The Office of Academic Advising has debuted a new service: the Peers of Academic Advising. The service has been in the making for about a year as it officially began at the beginning of the spring semester.
The service is a resource for SUNY New Paltz students to bring questions and concerns about advising and registration. SUNY New Paltz students act as ambassadors to the Office of Academic Advising, and allow students to receive quick and easy answers to common questions.
Tara Scharf works in the Office of Academic Advising. She is a Success Counselor, and the Coordinator of the Peers of Academic Advising. She explained the service’s role on campus.

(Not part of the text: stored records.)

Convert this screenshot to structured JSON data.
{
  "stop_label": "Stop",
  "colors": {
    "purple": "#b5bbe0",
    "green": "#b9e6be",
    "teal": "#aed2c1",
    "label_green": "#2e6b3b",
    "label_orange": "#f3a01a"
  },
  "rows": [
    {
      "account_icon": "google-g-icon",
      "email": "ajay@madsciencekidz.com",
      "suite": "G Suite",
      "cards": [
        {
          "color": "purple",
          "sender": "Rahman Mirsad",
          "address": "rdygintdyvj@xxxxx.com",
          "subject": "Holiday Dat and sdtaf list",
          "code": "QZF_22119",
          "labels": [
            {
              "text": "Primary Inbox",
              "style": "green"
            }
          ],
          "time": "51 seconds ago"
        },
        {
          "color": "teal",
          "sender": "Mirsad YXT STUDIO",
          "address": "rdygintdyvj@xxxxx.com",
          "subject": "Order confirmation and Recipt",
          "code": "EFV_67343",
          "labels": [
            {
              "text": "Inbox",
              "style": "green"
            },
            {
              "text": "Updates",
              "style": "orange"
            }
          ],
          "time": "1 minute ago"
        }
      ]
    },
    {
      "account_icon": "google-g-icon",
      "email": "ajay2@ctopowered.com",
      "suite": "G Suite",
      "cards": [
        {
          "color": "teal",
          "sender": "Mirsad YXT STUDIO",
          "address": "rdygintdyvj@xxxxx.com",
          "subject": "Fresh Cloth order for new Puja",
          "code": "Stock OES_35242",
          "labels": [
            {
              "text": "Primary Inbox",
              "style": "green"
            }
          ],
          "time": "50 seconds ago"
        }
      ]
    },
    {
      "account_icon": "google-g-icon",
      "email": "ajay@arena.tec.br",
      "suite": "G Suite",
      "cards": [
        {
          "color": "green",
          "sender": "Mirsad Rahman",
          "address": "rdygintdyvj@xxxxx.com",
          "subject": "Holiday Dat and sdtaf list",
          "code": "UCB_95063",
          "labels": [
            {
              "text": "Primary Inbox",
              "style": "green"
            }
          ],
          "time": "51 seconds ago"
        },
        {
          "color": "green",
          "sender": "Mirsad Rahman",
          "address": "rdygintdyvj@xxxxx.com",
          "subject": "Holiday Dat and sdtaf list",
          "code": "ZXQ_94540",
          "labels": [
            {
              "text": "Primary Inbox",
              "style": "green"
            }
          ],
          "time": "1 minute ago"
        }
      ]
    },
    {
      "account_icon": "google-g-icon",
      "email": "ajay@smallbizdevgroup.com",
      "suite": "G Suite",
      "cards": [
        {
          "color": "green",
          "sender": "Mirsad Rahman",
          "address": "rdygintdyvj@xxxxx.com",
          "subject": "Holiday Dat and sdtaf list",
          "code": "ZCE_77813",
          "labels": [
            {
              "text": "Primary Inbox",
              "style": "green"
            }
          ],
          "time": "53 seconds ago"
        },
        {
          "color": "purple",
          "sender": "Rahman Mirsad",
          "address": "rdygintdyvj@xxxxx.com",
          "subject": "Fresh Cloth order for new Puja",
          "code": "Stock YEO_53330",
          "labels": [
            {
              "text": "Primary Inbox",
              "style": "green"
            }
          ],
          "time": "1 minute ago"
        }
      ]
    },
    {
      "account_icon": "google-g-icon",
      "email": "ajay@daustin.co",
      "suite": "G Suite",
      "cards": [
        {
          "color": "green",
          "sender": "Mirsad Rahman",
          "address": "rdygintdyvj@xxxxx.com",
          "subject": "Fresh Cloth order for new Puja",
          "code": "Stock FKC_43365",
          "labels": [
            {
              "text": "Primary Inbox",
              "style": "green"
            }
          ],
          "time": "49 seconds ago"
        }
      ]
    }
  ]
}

“It’s a peer to peer resource to help navigate revising and registration culture,” she said. “It also helps navigate issues with registering for classes.”
Specifically, the service appeals to some of the more confusing aspects of enrolling in courses, including graduation requirements and planning a major or minor.
“The resource helps answer questions, such as how to read a progress report and understand what it’s saying,” Scharf added.
Scharf believes the peer aspect of the service makes it an indispensable resource for students.
“There are lots of benefits to the peer advising program, but I’d say the most significant one is that support is coming from a peer,” Sharf said. “When you’re talking to someone who has gone through what you’re going through, it’s valuable. It provides a different perspective on advising that may not be provided by typical academic advisors.”
Peer Advisors are not only available to directly answer questions, but also to reference students to various resources and faculty on campus.
There is a recruitment process which includes interviews for those wishing to join the service. This semester is the first with a full staff of nine student peer advisors, according to Scharf.
On shift from 10 a.m. – 4 p.m., peer advisors are located at the welcome desk in Wooster Hall. Scharf emphasized the accessibility of the service.
Angelie Zacharopoulos, a third-year student works as a peer advisor. She expressed the difficulties that may arise in discerning graduation requirements, or progress reports— especially for those who are new to registration and advising culture.
“I remember being a freshman and being unsure who to go to for what,” she said. “It’s important to have someone to answer basic questions and sort through resources.”
She also underscored the importance of peer interaction.
“It’s important to talk to a peer because we’ve been there,” she said. “It’s trusting advice. Like, ‘Don’t worry, I’ve been there, it’s going to be fine.’”
Zacharopoulos highlighted potential difficulties for freshmen or transfer students.
“There are problems for freshmen and transfers in particular. Registration for them is often chaotic and hectic, and it can be hard to understand what you’re doing until you familiarize yourself with the system,” she explained. “We show people how to read progress reports, help them determine which GEs they need, and help find classes that fit those GEs.”
Shyana Fisher, a freshman, is excited for the new service. She remarked on its usefulness.
“I think it’s a great thing that the school has started, and I hope it picks up,” said Fisher. “Because, sometimes, I would rather go to a student with questions”
The Peer Advising service, besides being a readily available resource, also hosts events to help the broader campus community understand the nuances of advising.
Peer Advisors are located in Wooster Hall each weekday, and offer a quick, hassle-free alternative to addressing the Office of Academic Advising directly.